A wave of anticipation washed over her. She tried not to fear the worst as he’d said, but it was difficult not to. She wanted this over, no more casualties, no matter the price to her.

Maybe that was the mark of a martyr, but she didn’t see it that way. No more children were going to be risked to satisfy a raging lunatic on account of her. She was willing to die to stop Nusair. That wasn’t being a hero, that was simply being a decent human being.

The sudden shift in the tone of Krueger’s voice hauled her attention to his end of the evidently tense conversation. He stood, his back to her, his free hand rubbing the back of his neck.

“Continue the evacuation, but nobody makes a move until I’m on site, understand? Not a single move.” Pause. “I’m on my way.”

He snapped the phone closed, grabbed his jacket and pulled it on before stuffing the phone into his pocket. “We have to relocate.”

Something was wrong.

Claire was on her feet before her brain had even issued the order. “What’s going on? Why’re we moving?”

His face was grim.

“Apparently Nusair suspected we’d set him up. His people zeroed in on the hotel rather than the trap we’d laid.”

“The hotel?” At first the significance didn’t register. Then it did. “He has my sister?”

“I’m afraid so. If you aren’t there in forty-five minutes, he’s going to kill her.”

 

The twenty-five minutes it took to reach the hotel were the most tension-filled of Claire’s life. She had thought nothing could ever top what she’d gone through getting to those children, but this did. She wanted to crawl into a hole and die.

This was way past enough.

The area of the parking lot where the explosion had occurred was still cordoned off. Hundreds of guests had been ushered to the far side of the undamaged parking area to the west of the main entrance. The Seattle police were in place overseeing crowd control.

Several men she recognized as FBI agents were working outside a van parked beneath the dropoff and pick-up portico at the hotel’s main entrance. As her SUV neared the group, she recognized the setup. This was the base of operations.

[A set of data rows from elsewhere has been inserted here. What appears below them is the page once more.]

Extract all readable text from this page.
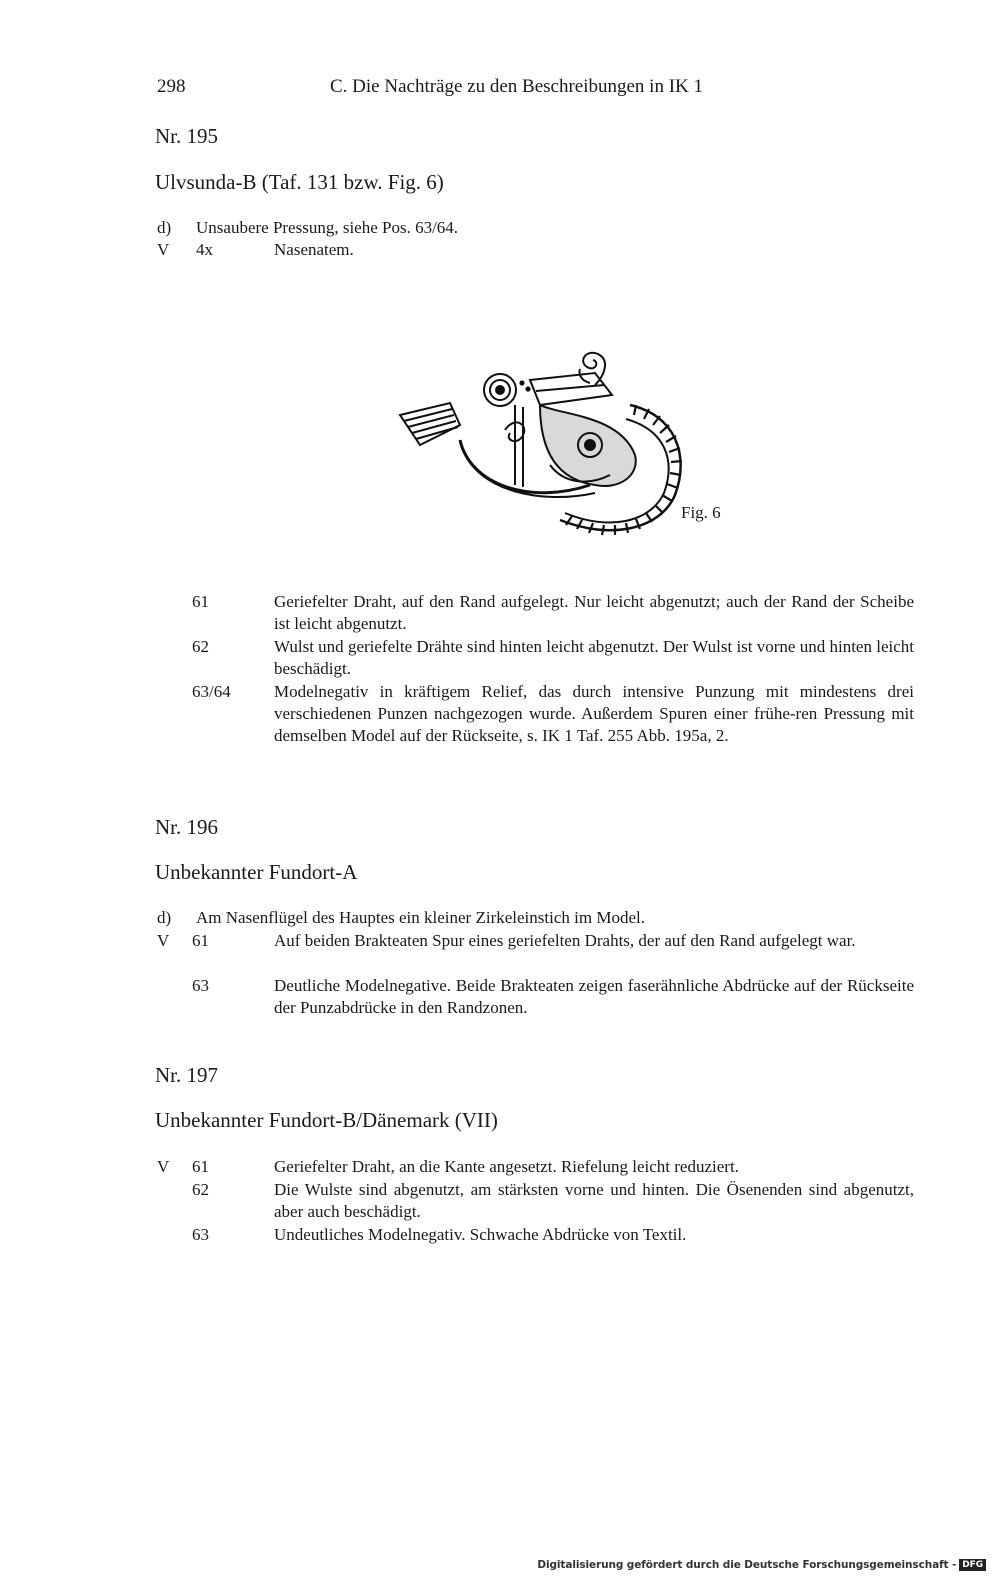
298	C. Die Nachträge zu den Beschreibungen in IK 1
Nr. 195
Ulvsunda-B (Taf. 131 bzw. Fig. 6)
d) Unsaubere Pressung, siehe Pos. 63/64.
V 4x	Nasenatem.
Fig. 6
61	Geriefelter Draht, auf den Rand aufgelegt. Nur leicht abgenutzt; auch der Rand der Scheibe ist leicht abgenutzt.
62	Wulst und geriefelte Drähte sind hinten leicht abgenutzt. Der Wulst ist vorne und hinten leicht beschädigt.
63/64	Modelnegativ in kräftigem Relief, das durch intensive Punzung mit mindestens drei verschiedenen Punzen nachgezogen wurde. Außerdem Spuren einer frühe-ren Pressung mit demselben Model auf der Rückseite, s. IK 1 Taf. 255 Abb. 195a, 2.
Nr. 196
Unbekannter Fundort-A
d) Am Nasenflügel des Hauptes ein kleiner Zirkeleinstich im Model.
V 61	Auf beiden Brakteaten Spur eines geriefelten Drahts, der auf den Rand aufgelegt war.
63	Deutliche Modelnegative. Beide Brakteaten zeigen faserähnliche Abdrücke auf der Rückseite der Punzabdrücke in den Randzonen.
Nr. 197
Unbekannter Fundort-B/Dänemark (VII)
V 61	Geriefelter Draht, an die Kante angesetzt. Riefelung leicht reduziert.
62	Die Wulste sind abgenutzt, am stärksten vorne und hinten. Die Ösenenden sind abgenutzt, aber auch beschädigt.
63	Undeutliches Modelnegativ. Schwache Abdrücke von Textil.
Digitalisierung gefördert durch die Deutsche Forschungsgemeinschaft - DFG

Her heart rate accelerated, sending adrenaline through her veins, along with no small amount of panic.

“Bring me up to speed,” Krueger ordered as they reached Agent Carver.

Claire remembered him from the first day she’d been brought in by the FBI.

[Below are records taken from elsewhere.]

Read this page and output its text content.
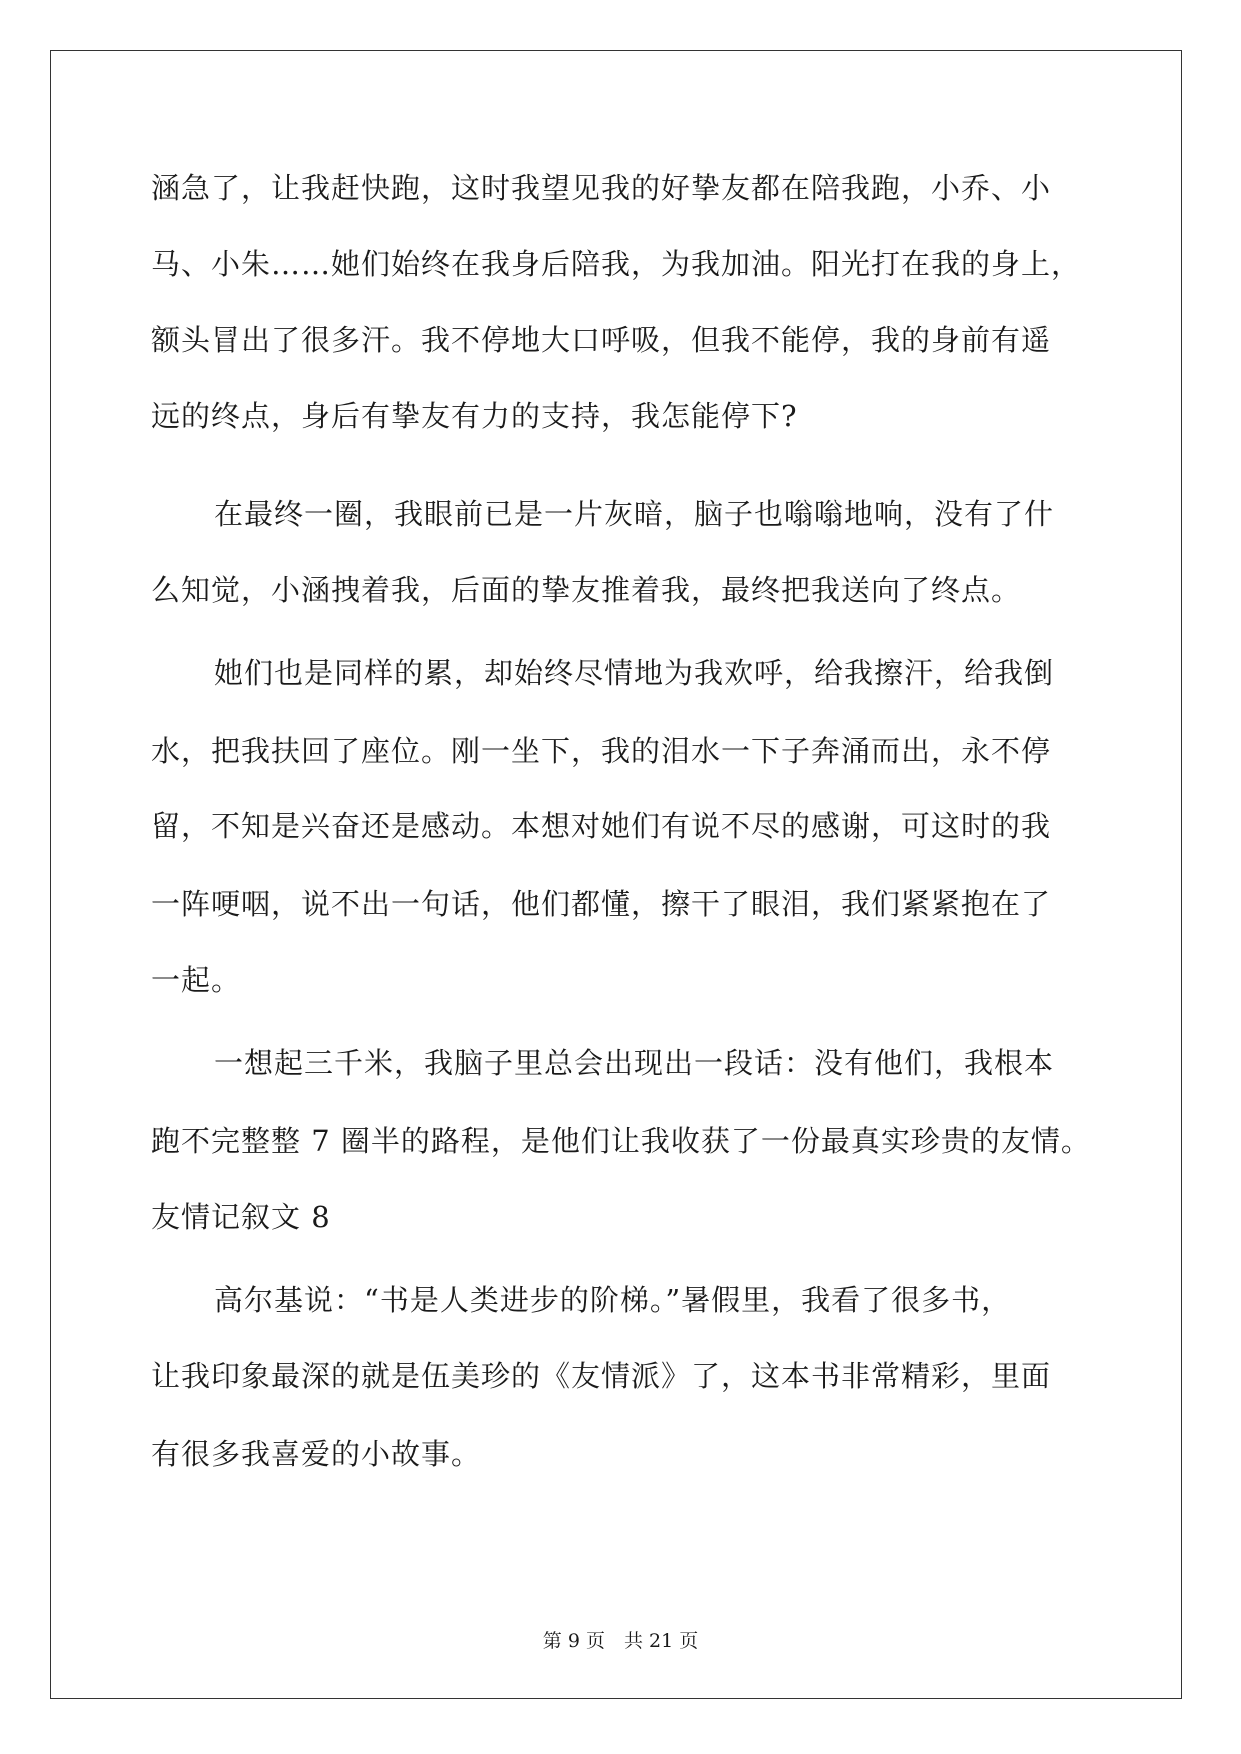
涵急了，让我赶快跑，这时我望见我的好挚友都在陪我跑，小乔、小
马、小朱……她们始终在我身后陪我，为我加油。阳光打在我的身上，
额头冒出了很多汗。我不停地大口呼吸，但我不能停，我的身前有遥
远的终点，身后有挚友有力的支持，我怎能停下?
在最终一圈，我眼前已是一片灰暗，脑子也嗡嗡地响，没有了什
么知觉，小涵拽着我，后面的挚友推着我，最终把我送向了终点。
她们也是同样的累，却始终尽情地为我欢呼，给我擦汗，给我倒
水，把我扶回了座位。刚一坐下，我的泪水一下子奔涌而出，永不停
留，不知是兴奋还是感动。本想对她们有说不尽的感谢，可这时的我
一阵哽咽，说不出一句话，他们都懂，擦干了眼泪，我们紧紧抱在了
一起。
一想起三千米，我脑子里总会出现出一段话：没有他们，我根本
跑不完整整 7 圈半的路程，是他们让我收获了一份最真实珍贵的友情。
友情记叙文 8
高尔基说：“书是人类进步的阶梯。”暑假里，我看了很多书，
让我印象最深的就是伍美珍的《友情派》了，这本书非常精彩，里面
有很多我喜爱的小故事。
第 9 页　共 21 页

“He’s on the fourteenth floor. The four agents we had guarding Mrs. Stewart are down.”

“Damn.” Krueger slammed his fist against the side of the van. “All dead?”

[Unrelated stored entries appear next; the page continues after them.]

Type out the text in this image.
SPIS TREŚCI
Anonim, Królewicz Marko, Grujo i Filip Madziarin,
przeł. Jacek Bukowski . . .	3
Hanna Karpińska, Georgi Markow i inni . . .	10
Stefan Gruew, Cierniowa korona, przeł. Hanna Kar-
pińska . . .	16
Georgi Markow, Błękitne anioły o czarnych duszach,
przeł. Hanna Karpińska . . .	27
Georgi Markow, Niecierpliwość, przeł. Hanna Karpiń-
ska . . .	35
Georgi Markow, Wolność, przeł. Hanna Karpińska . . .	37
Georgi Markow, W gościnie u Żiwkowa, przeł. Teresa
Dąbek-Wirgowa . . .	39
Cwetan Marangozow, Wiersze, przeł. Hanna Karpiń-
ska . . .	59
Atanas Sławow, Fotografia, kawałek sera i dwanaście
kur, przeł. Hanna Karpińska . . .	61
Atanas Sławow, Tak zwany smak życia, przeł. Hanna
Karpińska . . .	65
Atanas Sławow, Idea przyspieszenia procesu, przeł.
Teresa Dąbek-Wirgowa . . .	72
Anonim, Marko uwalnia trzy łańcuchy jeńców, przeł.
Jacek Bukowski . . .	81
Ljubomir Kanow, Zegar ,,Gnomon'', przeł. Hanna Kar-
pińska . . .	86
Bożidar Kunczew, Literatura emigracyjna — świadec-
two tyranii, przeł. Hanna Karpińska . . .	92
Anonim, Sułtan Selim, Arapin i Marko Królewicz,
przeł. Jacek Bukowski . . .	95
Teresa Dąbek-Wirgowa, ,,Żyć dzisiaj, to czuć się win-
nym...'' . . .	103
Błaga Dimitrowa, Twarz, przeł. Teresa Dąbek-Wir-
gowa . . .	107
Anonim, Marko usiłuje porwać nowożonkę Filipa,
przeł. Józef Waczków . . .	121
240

“Only one dead, the rest are still alive but we can’t get to them to assess their condition.”

Not only did her sister’s life depend upon her, Claire realized, the lives of those agents did as well.

“Where do I need to go?” Claire stepped into the fray. “He’s waiting for me, right? Where?”

Carver and Krueger exchanged a look.

“Don’t start with that,” she warned. “We all know what I have to do, now give me the location.”

“Nusair and approximately six of his men are up there, Claire,” Krueger explained, his expression graver now than before. “If we send you in, we can’t protect you. My men are down.”

“I don’t care.” This was it. She had known this moment might come. Before Krueger had come up with this latest plan she had been fully prepared to surrender to Nusair. She was prepared now. “I’m going in.”

“Wait.” Krueger took her arm when she headed for the entrance. “We need to rig you with communications first. At least that way we can monitor what’s going on.”

What she saw in his eyes wasn’t at all professional. The desperation was as painful to look at as her own was to endure. She relented. At least one of them was thinking rationally. “Okay.”